Cowgirl poets • Tri-State Livestock News for 10 May previewed the thirty-eighth Annual Dakota Cowboy Gathering on 25–26 May at the Medora Community Center. The festivities were to be set going at 10am with ‘Ask a Cowgirl Poet’, a gathering of well-known cowgirl poet/singers Connie Gjermundson, Jo Lee Riley Lowman and Betty Lynn McCarthy to answer questions from an interviewer and the audience. The fiesta itself would get going with twenty-five or more entertainers, ‘a steady, fast moving pace of cowboy poets and western songs’. ‘Saturday night’s big main event kids off at 7:30pm, featuring Betty Lynn McCarthy of Buffalo, Missouri, Dorothy Vincent, Felton, Minnesota, Carson Houser of McClusky, North Dakota, and Jan Schiferl of Fordyce, Nebraska. Founder of the gathering, Bill Lowman, will handle the emcee chores.’ On Sunday the Cowboy Gospel singing was to start at 9am. Other artists performing were to include cowboy singer/bull rider Beni Paulson from North Dakota and old-time cowboy balladeer Kurt Rockeman of Great Falls, Montana. ‘Killdeer singer Patti Burian Ingman will emcee.’ Next year they should be invited to the South Bank Centre.
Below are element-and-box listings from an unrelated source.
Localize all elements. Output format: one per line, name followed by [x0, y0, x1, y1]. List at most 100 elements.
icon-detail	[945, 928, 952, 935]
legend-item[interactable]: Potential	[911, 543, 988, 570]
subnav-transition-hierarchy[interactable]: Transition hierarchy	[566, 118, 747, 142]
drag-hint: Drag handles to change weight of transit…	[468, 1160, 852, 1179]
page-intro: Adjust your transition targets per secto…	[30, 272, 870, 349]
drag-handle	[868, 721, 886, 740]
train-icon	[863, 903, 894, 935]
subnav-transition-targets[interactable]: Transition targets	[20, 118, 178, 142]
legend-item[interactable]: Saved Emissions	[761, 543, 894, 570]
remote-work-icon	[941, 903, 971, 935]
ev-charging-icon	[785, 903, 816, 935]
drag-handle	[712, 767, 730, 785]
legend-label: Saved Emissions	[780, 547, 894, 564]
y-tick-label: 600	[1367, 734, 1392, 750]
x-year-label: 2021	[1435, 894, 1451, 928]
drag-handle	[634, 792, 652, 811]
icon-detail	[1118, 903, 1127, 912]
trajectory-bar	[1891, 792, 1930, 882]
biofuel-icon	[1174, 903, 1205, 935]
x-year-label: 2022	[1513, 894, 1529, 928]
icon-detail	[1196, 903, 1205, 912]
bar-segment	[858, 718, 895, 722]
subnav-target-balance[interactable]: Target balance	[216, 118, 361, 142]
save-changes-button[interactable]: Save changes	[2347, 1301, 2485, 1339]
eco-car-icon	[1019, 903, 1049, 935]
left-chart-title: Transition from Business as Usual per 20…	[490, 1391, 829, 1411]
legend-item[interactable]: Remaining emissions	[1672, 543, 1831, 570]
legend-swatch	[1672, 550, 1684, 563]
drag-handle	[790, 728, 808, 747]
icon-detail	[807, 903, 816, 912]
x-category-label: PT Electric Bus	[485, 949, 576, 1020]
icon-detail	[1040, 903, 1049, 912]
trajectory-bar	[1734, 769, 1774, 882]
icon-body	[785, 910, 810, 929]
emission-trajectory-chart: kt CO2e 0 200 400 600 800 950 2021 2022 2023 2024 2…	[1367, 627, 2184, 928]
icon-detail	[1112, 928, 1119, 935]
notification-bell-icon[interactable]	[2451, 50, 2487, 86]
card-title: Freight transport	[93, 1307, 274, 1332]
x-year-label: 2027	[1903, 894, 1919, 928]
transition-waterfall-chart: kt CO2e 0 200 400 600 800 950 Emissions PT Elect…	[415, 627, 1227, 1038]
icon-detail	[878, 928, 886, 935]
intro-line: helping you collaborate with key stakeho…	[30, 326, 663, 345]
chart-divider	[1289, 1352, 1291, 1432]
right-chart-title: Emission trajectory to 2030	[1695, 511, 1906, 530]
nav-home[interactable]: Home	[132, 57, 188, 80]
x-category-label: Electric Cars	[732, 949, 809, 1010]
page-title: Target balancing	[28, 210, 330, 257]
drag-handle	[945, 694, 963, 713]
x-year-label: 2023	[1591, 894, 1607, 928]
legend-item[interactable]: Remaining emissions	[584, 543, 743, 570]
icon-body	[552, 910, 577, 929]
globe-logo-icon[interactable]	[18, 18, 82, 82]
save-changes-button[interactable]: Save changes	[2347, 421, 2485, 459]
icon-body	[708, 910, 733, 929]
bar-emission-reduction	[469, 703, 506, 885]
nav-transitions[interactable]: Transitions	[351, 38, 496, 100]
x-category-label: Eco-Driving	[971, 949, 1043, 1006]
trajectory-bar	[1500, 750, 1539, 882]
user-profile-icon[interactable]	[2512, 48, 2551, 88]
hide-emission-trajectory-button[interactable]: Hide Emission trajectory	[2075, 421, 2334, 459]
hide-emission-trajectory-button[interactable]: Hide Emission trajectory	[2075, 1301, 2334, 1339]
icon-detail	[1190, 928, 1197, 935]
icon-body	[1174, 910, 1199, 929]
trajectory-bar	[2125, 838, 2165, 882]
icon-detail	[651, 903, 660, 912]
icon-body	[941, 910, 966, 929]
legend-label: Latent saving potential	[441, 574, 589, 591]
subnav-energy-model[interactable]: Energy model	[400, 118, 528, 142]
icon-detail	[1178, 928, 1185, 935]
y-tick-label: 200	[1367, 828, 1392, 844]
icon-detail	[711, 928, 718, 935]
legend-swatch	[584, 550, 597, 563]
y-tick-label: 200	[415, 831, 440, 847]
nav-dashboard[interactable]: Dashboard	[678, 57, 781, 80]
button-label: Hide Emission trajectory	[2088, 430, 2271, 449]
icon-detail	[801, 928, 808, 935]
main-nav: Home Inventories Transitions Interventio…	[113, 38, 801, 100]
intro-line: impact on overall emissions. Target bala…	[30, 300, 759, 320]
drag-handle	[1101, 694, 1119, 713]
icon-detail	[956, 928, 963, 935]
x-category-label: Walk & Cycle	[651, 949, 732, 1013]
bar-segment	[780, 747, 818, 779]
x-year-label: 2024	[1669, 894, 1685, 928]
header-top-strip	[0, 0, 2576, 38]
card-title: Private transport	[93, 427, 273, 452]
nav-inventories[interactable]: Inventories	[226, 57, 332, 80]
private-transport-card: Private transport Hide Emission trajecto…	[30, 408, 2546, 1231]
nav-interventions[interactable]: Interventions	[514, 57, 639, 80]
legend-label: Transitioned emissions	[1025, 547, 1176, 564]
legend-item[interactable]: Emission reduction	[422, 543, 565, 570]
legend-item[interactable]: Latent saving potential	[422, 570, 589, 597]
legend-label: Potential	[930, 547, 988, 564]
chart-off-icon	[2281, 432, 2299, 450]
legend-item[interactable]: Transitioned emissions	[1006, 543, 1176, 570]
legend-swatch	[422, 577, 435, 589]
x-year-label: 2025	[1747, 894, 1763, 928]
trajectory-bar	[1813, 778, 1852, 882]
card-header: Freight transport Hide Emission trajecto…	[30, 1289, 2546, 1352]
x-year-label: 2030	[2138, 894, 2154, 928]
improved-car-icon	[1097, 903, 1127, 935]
Banning books • The state of Utah officially banned thirteen books by seven authors, six of them women, from every public [state] school classroom and library, it was announced on 7 August. Margaret Atwood was fingered; also Judy Blume, Rupi Kaur and Sarah J. Maas. PEN America was fighting the ban. The listed books were forbidden under a new law that requires all of Utah’s public school districts to remove books if they are banned in three districts, or two school districts and five charter schools. The state has forty-one districts in total. The books were said to contain ‘pornographic or indecent’ material. This was an inaugural list: PEN expects the ban to be widened.
Banned books have to be ‘legally disposed of’, and ‘may not be sold or distributed’. Burning was not yet advised: dumpsters and composting, perhaps.
This item is taken from PN Review 279, Volume 51 Number 1, September - October 2024.